Yes, we now all know that President Obama crushed Mitt Romney, winning by a huge margin of victory in the electoral college as well as winning the popular vote. Some people had predicted this significant (landslide) victory (we did, two months ago).

We suggested that a shift of demographics in America resulted in the white, middle class, Christian male being less influential (this trend will continue dramatically in the future). We also highlighted the role of technology in fact checking and cutting through political rhetoric. Paradoxically, as more and more money is spent to flood the media with political messages, the impact is significantly less, as people don’t rely on one news source. Google refer to it as the “four screen” world (TV, laptop, tablet and phone, all use in tandem for everything in our lives).

America is also undergoing a structural and institutional change, which is affecting which industries contribute most, where jobs are created (and HOW they are created), and how wealth is built. We believe that voters (especially younger ones, who are inordinately affected by these shifts) have a sense of this long term trend and structural change, and that they have grown weary of short-termism in their leaders.
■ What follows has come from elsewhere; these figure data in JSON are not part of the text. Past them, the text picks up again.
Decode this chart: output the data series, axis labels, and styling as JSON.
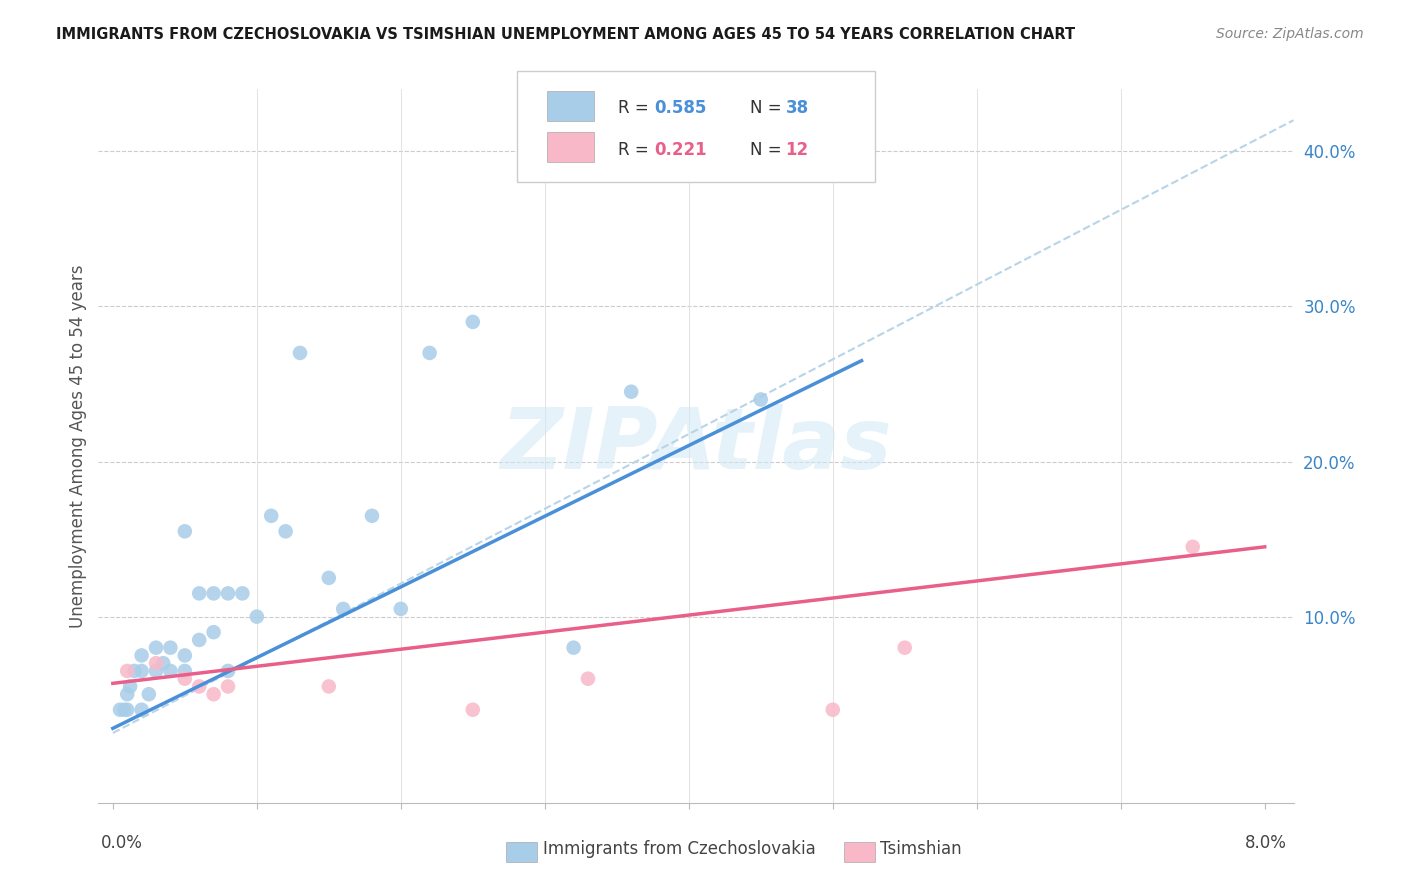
{
  "title": "IMMIGRANTS FROM CZECHOSLOVAKIA VS TSIMSHIAN UNEMPLOYMENT AMONG AGES 45 TO 54 YEARS CORRELATION CHART",
  "source": "Source: ZipAtlas.com",
  "ylabel": "Unemployment Among Ages 45 to 54 years",
  "blue_R": 0.585,
  "blue_N": 38,
  "pink_R": 0.221,
  "pink_N": 12,
  "blue_color": "#a8cde8",
  "pink_color": "#f9b8c8",
  "blue_line_color": "#4a90d9",
  "pink_line_color": "#e8608a",
  "dashed_line_color": "#b8d4e8",
  "watermark": "ZIPAtlas",
  "blue_scatter_x": [
    0.0005,
    0.0008,
    0.001,
    0.001,
    0.0012,
    0.0015,
    0.002,
    0.002,
    0.002,
    0.0025,
    0.003,
    0.003,
    0.0035,
    0.004,
    0.004,
    0.005,
    0.005,
    0.005,
    0.006,
    0.006,
    0.007,
    0.007,
    0.008,
    0.008,
    0.009,
    0.01,
    0.011,
    0.012,
    0.013,
    0.015,
    0.016,
    0.018,
    0.02,
    0.022,
    0.025,
    0.032,
    0.036,
    0.045
  ],
  "blue_scatter_y": [
    0.04,
    0.04,
    0.04,
    0.05,
    0.055,
    0.065,
    0.04,
    0.065,
    0.075,
    0.05,
    0.065,
    0.08,
    0.07,
    0.065,
    0.08,
    0.065,
    0.075,
    0.155,
    0.085,
    0.115,
    0.09,
    0.115,
    0.065,
    0.115,
    0.115,
    0.1,
    0.165,
    0.155,
    0.27,
    0.125,
    0.105,
    0.165,
    0.105,
    0.27,
    0.29,
    0.08,
    0.245,
    0.24
  ],
  "pink_scatter_x": [
    0.001,
    0.003,
    0.005,
    0.006,
    0.007,
    0.008,
    0.015,
    0.025,
    0.033,
    0.05,
    0.055,
    0.075
  ],
  "pink_scatter_y": [
    0.065,
    0.07,
    0.06,
    0.055,
    0.05,
    0.055,
    0.055,
    0.04,
    0.06,
    0.04,
    0.08,
    0.145
  ],
  "blue_trend_x": [
    0.0,
    0.052
  ],
  "blue_trend_y": [
    0.028,
    0.265
  ],
  "pink_trend_x": [
    0.0,
    0.08
  ],
  "pink_trend_y": [
    0.057,
    0.145
  ],
  "dashed_trend_x": [
    0.0,
    0.082
  ],
  "dashed_trend_y": [
    0.025,
    0.42
  ],
  "xlim": [
    -0.001,
    0.082
  ],
  "ylim": [
    -0.02,
    0.44
  ],
  "x_tick_positions": [
    0.0,
    0.01,
    0.02,
    0.03,
    0.04,
    0.05,
    0.06,
    0.07,
    0.08
  ],
  "y_tick_positions": [
    0.0,
    0.1,
    0.2,
    0.3,
    0.4
  ],
  "y_tick_labels": [
    "",
    "10.0%",
    "20.0%",
    "30.0%",
    "40.0%"
  ],
  "figsize": [
    14.06,
    8.92
  ],
  "dpi": 100
}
Election night was also a triumph for the nerds and big data. At TomorrowToday, we are big advocates of the power we are developing to “know everything”, and work hard to understand how this new era will affect our clients. We have recently partnered with a world expert in this area, Keith Holdt. Another believer in the power of data is Nate Silver, who has made a legend for himself by calling the election decisively for Obama for a few weeks, based on genuine number crunching, and in the face of overwhelming fury from the right wing media.


Nate is the author of Amazon best-selling book, “The Signal and the Noise: The Art and Science of Prediction“. In the days leading up to the election, he was on every major media show, explaining how a detailed analysis of huge amounts of data, dredged from many different sources, enabled him and his team to predict with a fair degree of confidence what would happen district by district in the US elections (see his appearance, for example, on Stephen Colbert’s show, reported by the LA Times). He was pretty much spot on.

And now it has been revealed that President Obama had his own team of data crunchers working in the back office for his campaign. This story is REALLY worth reading.

The question for you and your business is simple: what are you doing with data?


  • Do you have enough data, from the right sources?
  • Is all your data consolidated in one place, so that it can be properly used, analysed and interrogated?
  • Do you have the right people working on your data? You need data detectives who can make sense of the data, look for patterns, and recommend real world responses.
  • Are you objective? How do you know?
  • Do you trust the data? Are you sure?